En su informe a raíz de la visita a España realizada durante los meses de enero y febrero de 2020 (A/HRC/44/40/Add.2) poco antes de la pandemia de la covid-19, el relator de las Naciones Unidas sobre los derechos humanos y la extrema pobreza, Philip Alston, cuenta cómo la palabra que más escuchó de parte de las personas con las que se entrevistó fue “abandonados”. Hoy día, a pesar de los intentos del presente Gobierno por crear un escudo social contra la pobreza, sigue habiendo millones de personas en nuestro país en situación de pobreza y exclusión social que se sienten abandonadas. Las cifras no mienten: el último informe sobre El estado de la pobreza de EAPN (seguimiento del indicador de la pobreza y la exclusión social en España 2008-2020) habla de un enorme crecimiento de la privación material severa y del aumento del riesgo de pobreza (AROPE), que en nuestro país habría alcanzado a un 21% de la población. Los informes de la Fundación FOESSA o de la Asociación Estatal de Directoras y Gerentes de Servicios Sociales denuncian las importantes carencias todavía existentes en materia de garantía de protección social y que acaban resultando en vulneraciones de derechos humanos.

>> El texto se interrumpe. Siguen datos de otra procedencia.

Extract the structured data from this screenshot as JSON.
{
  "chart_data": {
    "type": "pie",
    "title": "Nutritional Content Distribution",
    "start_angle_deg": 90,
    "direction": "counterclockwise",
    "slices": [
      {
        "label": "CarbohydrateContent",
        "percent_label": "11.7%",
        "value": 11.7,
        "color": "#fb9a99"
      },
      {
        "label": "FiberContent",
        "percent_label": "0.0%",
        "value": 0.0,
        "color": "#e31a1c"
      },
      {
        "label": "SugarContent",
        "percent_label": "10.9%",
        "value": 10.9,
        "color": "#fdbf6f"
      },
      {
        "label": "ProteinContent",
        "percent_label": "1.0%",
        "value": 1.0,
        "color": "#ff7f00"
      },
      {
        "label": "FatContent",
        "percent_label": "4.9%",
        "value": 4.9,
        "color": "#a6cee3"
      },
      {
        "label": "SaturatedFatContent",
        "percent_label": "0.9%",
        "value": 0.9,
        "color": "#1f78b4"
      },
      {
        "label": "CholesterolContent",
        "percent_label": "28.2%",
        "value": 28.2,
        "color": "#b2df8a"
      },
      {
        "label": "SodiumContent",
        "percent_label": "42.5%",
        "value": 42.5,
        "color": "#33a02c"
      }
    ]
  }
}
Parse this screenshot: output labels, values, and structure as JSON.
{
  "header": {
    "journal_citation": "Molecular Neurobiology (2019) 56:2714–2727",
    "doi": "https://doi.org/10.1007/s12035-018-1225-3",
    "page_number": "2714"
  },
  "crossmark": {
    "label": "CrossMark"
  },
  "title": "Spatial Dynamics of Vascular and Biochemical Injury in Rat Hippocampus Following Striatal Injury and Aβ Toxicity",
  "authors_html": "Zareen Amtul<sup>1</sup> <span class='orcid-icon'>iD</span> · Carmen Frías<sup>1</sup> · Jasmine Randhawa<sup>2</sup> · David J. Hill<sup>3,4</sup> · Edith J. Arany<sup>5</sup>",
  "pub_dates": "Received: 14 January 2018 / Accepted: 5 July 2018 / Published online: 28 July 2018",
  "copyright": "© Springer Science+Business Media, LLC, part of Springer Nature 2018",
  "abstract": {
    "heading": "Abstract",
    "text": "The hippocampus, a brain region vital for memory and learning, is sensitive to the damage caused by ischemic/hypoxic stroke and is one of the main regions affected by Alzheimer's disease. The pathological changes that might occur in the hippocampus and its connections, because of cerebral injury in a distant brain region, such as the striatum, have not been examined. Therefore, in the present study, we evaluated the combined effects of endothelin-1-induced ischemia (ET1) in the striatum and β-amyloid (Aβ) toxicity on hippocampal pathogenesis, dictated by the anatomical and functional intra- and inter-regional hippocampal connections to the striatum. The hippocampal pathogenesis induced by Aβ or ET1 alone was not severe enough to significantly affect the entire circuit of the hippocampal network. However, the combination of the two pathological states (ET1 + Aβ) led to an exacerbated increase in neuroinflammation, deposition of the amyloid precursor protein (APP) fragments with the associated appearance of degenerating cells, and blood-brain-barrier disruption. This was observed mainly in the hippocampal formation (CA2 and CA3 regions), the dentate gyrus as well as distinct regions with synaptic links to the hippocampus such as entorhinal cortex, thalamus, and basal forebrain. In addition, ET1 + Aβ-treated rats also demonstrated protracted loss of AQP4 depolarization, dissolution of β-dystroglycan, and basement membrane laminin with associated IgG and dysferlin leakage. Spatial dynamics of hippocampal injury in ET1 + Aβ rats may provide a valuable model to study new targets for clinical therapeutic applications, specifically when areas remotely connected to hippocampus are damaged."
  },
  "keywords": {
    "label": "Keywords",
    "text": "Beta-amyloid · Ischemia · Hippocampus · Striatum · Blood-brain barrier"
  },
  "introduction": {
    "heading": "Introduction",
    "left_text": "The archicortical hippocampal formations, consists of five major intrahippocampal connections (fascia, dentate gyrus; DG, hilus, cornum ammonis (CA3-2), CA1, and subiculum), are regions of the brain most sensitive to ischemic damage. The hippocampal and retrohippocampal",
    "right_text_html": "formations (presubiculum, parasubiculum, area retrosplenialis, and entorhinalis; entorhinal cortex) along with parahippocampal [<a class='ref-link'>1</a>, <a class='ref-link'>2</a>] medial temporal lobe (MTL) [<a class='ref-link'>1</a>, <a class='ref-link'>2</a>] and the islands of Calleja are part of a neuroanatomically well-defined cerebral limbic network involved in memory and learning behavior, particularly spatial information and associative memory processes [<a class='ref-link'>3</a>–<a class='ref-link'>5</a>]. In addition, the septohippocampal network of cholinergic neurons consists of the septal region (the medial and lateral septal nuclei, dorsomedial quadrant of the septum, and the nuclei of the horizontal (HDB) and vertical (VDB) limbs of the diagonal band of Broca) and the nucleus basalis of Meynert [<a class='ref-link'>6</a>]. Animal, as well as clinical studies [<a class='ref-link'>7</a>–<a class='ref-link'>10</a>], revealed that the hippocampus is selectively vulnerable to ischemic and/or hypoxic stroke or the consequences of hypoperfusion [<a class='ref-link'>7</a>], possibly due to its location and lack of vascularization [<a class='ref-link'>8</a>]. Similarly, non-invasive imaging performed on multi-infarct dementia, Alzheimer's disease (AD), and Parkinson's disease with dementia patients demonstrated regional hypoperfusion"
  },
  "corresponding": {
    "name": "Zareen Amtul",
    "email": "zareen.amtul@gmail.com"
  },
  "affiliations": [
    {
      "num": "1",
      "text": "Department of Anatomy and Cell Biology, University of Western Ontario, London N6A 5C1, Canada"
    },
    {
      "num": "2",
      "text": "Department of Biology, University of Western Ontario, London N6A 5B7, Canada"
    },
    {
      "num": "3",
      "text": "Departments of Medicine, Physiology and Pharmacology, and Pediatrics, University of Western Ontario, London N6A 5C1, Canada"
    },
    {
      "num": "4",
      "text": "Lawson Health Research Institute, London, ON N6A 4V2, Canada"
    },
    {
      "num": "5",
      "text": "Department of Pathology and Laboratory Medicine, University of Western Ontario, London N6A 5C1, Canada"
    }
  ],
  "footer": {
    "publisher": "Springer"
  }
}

Una de las reflexiones que más se repiten en los informes de los relatores es que la pobreza no es resultado del infortunio o de la fatalidad, sino consecuencia de decisiones políticas. La ciudadanía como sujeto político y los ciudadanos y ciudadanas como seres humanos y titulares de dignidad y derechos inalienables deben empoderarse como tales y exigir de sus gobiernos decisiones y actuaciones conducentes a sociedades libres del temor y de la miseria.

La falta de decisiones políticas para acabar con la pobreza, junto con la estructura económica mundial caracterizada por la globalización neoliberal hegemonizada por las finanzas provocan que la pobreza siga existiendo, a pesar de los avances de la medicina y la tecnología, así como los incrementos de renta y riqueza habidos desde la Declaración de 1948. La pobreza aparece como invencible, pero no debe ser así ni mucho menos. Su existencia es el incumplimiento de un derecho humano y un fracaso del orden económico actual.

Carlos Berzosa fue rector de la Universidad Complutense de Madrid, es vicepresidente de la Federación de asociaciones para la promoción y defensa de Derechos Humanos y presidente de CEAR; Emilio José Gómez Ciriano es profesor titular de Trabajo Social de la Universidad de Castilla-La Mancha, y responsable de Derechos Humanos de Justicia y Paz; Francisca Sauquillo Pérez del Arco es abogada y presidenta de honor de la ONG Movimiento por la Paz-MPDL.